Background Information
Most children with diabetes have Type 1 diabetes (autoimmune). This is a condition in which the insulin producing cells are destroyed and the pancreas stops making the hormone insulin. Without insulin, the body cannot convert food into energy. The only treatment is to replace the missing insulin by injection. Food and exercise must be balanced with the insulin to maintain normal blood sugar. The child with diabetes can do all the same things as children who do not have diabetes, if the school’s staff understands and cooperates with treatment.

There is not single right way to treat diabetes. Each child’s circumstances are different. Therefore, experienced diabetes team individualize treatment plans based on needs as well as preferences of the child and family.

There are a variety of insulin regimens. Many children will get insulin injections before breakfast and before dinner. However, some children may need to take insulin more frequently and still others may use an insulin pump.

Just as with insulin regimens, there are several methods of meal planning. New information allows diabetes teams to be much more liberal with food. Carbohydrate Counting coupled with recommendations in the Food Guide Pyramid seems to be most popular, although some programs still use the Exchange System.

To help assess how well the treatment plan is working, the child may need to check his/her blood sugar one or more times throughout the school day. This is done using a blood glucose meter that the child must bring to school. Most children can perform blood sugar checks by themselves but may need a private place to do so. Some children may need supervision to see that the procedure is done properly and results are recorded accurately. It is helpful for the child to have a meter at school so the blood can be checked during treatment for a low blood sugar reaction. The parent needs to instruct the health aide (or other designated personnel) on use of the blood sugar meter. This will assure that help will be available to the child if needed. How often the child checks or whether he/she checks at school at school at all are decisions made in conjunction with the child, family, child’s diabetes team and school personnel.

Hypoglycemia (Low Blood Sugar)
Occasionally, a child who takes insulin may have a low blood sugar. This is typically caused by not eating as much as usual, taking too much insulin, or exercising more than usual without having eaten an extra snack. The blood sugar may drop below 70 and result in hypoglycemia (low blood sugar).

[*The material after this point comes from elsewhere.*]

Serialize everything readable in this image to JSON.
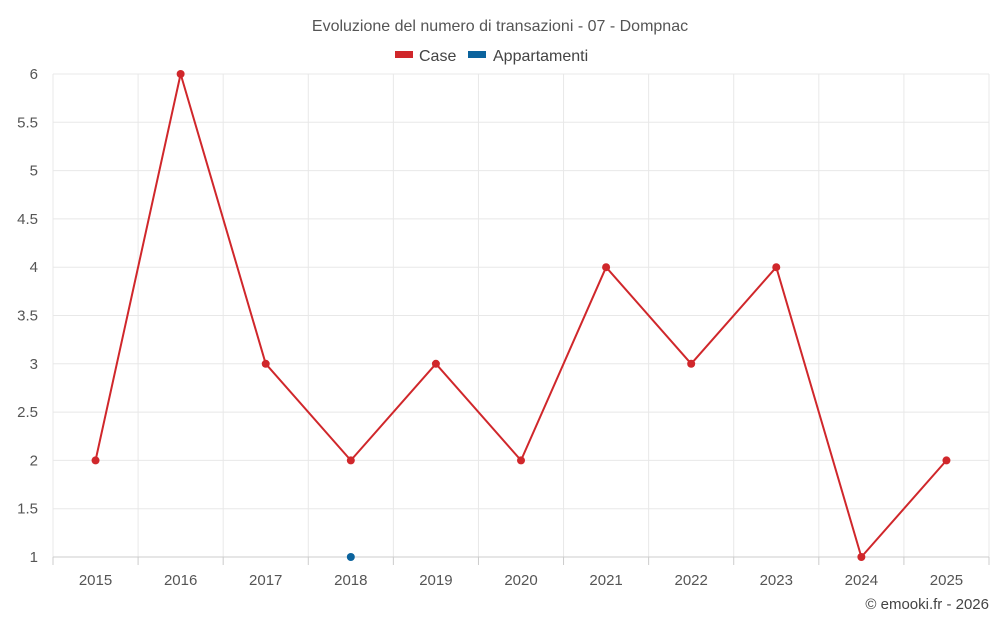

If the child is supposed to get snacks, it is essential that he/she eats these snacks every day. Also, if the child does not finish lunch he/she should be given an additional snack later to compensate for what was left uneaten. Parents need to know the times of recess and PE, so that they can be planned for. If a child has symptoms of hypoglycemia, treat immediately and do not leave the child alone. If untreated the blood sugar may continue to drop and the child can lose consciousness. Loss of consciousness due to low blood sugar is a medical emergency and treatment must be administered immediately! (See Acute Emergencies of Diabetes.)

Hyperglycemia (High Blood Sugar)
Sometimes, the blood sugar can go too high. This is usually caused by eating more food than usual, not getting enough insulin, not having as much exercise as usual, being stressed out, or by illness. High blood sugar takes hours to a day or two before it causes problems. This is not an emergency. Parent/guardians need to be informed if the blood sugar at school was over 250 mg/dl, or if the child showed signs of high blood sugar:

  • Nausea and vomiting
  • Fruity odor to breath
  • Rapid, deep breathing
  • Lethargy, sluggishness

A child with diabetes may have an unexplained increased or decreased blood sugar from time to time.